Sin la hojalateada semanal a la que me somete el ortopedista, me duele todo mi hermoso cuerpo. Me siento como una campechana pisoteada y así voy a seguir, dado que mi médico ha quedado al otro lado del muro comanche que divide esta capital.
Lo peor es que ni siquiera puedo quejarme a gusto cuando me doy cuenta de que primero los pobres, son quienes pasan a engrosar las filas de los sintrabajo.
Cuando veo que el turismo, imprescindible para mantener a flote nuestra economía, consiste ahora en puras cancelaciones. Cuando miro ese Triángulo de las Bermudas que forman las calles de Reforma Juárez y Madero e imagino la desgracia de los verdaderos damnificados que son quienes habitan esos territorios ocupados por la furia.
Ayer populosas calles, hoy impresentables y malolientes excusados públicos a pesar del alto costo y la solicitud con que el Gobierno de la ciudad los provee de letrinas, cocinas y techos que a duras penas los protegen de las lluvias que como siempre en el verano, se precipitan violentamente sobre esta capital.
Supongo yo que el duro tratamiento de intemperie y agua al que están sometiendo a la gente, está previsto para enfurecerlos un poco más cada día, mientras Masquenadie decide hacia dónde le conviene canalizar toda esa caudalosa furia.
Ante ignominias tan peores no me debo quejar, pero la verdad es que frustrados a intratables por las sorpresitas y “divertimentos” que nos inflige el perredismo, los ciudadanos estamos alcanzando niveles intolerables de PH (Pinche Humor).

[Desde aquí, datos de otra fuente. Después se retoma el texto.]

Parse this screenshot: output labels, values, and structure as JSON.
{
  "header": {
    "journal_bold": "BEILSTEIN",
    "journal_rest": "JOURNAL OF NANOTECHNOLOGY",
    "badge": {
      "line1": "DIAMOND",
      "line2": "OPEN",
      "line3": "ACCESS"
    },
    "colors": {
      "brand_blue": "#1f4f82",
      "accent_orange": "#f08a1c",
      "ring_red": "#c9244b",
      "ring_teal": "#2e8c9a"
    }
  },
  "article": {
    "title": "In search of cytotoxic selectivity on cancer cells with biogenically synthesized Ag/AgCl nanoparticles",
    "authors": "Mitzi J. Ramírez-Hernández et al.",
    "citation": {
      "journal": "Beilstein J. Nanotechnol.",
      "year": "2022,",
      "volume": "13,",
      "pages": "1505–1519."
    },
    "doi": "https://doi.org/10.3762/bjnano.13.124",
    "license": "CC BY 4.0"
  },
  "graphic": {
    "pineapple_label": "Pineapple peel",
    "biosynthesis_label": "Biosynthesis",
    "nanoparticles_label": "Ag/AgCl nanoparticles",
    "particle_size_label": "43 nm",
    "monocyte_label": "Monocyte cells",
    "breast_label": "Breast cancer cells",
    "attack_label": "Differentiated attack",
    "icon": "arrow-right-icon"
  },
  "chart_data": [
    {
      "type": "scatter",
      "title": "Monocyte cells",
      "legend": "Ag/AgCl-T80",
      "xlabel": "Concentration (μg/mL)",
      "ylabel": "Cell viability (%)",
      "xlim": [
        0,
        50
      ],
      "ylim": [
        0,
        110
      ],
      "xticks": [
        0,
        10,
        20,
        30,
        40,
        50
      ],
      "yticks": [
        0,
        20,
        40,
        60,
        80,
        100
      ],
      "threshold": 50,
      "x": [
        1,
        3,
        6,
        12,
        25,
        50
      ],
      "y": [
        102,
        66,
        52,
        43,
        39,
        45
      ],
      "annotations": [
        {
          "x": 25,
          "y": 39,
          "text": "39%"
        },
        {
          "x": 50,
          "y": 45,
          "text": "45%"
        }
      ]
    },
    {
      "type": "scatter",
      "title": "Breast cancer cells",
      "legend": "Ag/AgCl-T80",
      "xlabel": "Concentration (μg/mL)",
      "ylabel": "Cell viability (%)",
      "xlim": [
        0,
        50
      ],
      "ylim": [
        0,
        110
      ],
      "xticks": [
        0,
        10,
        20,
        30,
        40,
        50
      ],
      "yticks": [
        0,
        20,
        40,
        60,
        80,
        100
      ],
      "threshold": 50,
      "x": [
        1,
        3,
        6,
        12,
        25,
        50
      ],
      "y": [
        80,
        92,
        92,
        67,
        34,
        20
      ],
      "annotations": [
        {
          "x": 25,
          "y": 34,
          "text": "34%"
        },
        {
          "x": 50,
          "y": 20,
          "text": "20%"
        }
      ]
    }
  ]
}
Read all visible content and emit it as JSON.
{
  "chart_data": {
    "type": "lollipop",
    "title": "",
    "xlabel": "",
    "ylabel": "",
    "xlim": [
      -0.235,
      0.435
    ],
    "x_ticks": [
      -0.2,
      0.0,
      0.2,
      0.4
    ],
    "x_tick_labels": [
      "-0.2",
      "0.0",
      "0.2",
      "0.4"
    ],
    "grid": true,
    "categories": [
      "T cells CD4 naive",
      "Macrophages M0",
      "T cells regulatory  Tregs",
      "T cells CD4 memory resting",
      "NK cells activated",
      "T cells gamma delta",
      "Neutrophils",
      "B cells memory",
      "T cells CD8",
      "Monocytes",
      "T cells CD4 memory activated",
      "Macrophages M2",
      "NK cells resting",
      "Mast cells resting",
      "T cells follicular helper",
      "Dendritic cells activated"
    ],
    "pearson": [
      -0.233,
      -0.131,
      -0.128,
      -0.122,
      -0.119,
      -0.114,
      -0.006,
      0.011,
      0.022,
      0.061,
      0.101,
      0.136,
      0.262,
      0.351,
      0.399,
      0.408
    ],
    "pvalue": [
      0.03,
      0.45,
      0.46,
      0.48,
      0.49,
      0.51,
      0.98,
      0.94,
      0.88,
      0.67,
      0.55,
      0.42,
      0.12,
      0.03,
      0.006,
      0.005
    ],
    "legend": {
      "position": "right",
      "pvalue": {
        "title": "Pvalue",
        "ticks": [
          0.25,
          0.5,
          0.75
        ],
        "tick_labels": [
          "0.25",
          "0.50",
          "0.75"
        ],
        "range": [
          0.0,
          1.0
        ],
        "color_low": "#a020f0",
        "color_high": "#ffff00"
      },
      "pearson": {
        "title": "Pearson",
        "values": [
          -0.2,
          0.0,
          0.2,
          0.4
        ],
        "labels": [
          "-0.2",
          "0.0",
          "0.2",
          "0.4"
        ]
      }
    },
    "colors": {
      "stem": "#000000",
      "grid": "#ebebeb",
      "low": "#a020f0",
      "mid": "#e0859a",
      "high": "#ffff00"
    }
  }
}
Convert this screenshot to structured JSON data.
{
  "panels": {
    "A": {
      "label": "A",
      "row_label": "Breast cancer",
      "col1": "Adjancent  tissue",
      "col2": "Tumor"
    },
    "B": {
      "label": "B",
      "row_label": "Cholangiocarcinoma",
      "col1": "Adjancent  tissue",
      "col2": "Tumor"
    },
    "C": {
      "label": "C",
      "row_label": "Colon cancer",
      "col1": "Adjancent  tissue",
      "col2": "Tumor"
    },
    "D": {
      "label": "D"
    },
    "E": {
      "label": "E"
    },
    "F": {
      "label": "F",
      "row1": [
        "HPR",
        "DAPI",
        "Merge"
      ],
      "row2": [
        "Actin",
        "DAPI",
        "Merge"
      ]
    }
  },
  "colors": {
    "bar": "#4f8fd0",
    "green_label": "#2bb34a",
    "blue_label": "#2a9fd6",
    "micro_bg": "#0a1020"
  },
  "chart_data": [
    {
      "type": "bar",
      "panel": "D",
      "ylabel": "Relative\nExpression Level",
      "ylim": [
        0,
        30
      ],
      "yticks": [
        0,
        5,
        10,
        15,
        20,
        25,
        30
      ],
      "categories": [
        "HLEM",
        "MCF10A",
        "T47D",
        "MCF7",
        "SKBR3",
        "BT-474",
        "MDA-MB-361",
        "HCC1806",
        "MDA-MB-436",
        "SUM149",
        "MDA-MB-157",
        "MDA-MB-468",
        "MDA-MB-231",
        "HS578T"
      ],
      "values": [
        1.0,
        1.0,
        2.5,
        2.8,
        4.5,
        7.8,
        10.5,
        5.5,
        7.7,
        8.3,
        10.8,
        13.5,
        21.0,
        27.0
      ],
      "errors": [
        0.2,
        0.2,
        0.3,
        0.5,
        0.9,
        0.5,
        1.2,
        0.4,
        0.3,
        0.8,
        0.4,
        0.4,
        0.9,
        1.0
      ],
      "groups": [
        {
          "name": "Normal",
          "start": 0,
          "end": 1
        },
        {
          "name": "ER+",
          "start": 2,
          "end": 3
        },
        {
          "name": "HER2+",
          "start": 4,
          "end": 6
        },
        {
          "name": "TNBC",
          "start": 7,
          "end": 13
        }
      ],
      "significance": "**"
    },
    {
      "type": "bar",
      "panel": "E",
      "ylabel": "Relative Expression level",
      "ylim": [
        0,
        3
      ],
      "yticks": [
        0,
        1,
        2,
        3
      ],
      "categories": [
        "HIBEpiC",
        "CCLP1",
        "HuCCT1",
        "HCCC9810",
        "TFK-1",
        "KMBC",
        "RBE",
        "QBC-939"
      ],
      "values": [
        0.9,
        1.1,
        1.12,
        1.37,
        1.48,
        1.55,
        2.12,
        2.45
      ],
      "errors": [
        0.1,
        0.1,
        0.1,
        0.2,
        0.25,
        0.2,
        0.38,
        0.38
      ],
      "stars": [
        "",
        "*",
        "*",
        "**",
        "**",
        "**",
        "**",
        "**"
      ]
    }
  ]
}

Todos por acá andamos al borde de un ataque masivo de nervios y la única forma que encuentro de que mantengamos un último resto de salud mental, es huir del D.F.
Yo lo hice. Huí el fin de semana a Valle de Bravo donde la vida oxigenada y amable, transcurre todavía sin sobresalto y dejando tiempo para largas y sabrosas discusiones de sobremesa con amigos como el Che Perredista, a quien se le perdona cualquier cosa por los magníficos asados que nos preparó. “La rabia de Masquenadie se debe a que duerme sin mujer”, opina la señora Gatuso mientras se sirve un buen trozo de asado de tira. Cotilla suplica: “Por favor no lo nombren si no quieren provocarme un ataque de vómito”.
Y como prueba de que en la democracia cabemos todos; hasta compartimos nuestro asado con un millonario ex priista en proceso de regeneración. Largas caminatas, el verde del camino y el lago siempre a la vista, son una magnífica terapia para meter al orden las emociones y aplacar la angustiosa sensación de que la barbarie nos está invadiendo irremediablemente.
Y no es que me niegue a entender razones. Aún siendo tan cabezota como parezco, alcanzo a darme cuenta que reprobamos en justicia social y que esa asignatura tanto tiempo pendiente ha dejado profundas heridas entre los menos afortunados. Está claro que el momento de sanarlas es inaplazable.
La razón de los pobres no se pone en duda, lo que resulta inaceptable son los modos, los desfiguros en nombre de la democracia, el discurso malévolo e irresponsable, la estrategia de colisión y ruptura “pacifica”.
“Como van las cosas, Masquenadie no tarda en declararle la guerra a Bush”, dice la Gatuso entre uno y otro alfajor. Es curioso constatar la desproporción que existe entre los beneficios que la democracia nos ha procurado y el desinterés que mostramos atentando contra ella.
Entre tanto ruido, lo único que me queda claro es que volver a la ley de la selva que empezábamos a remontar, sería imperdonable, ya que sólo desde el orden social, desde el pupitre de los niños, desde el trabajo y el esfuerzo continuado de todos, podremos remediar las equivocaciones históricas que hoy nos pesan tanto.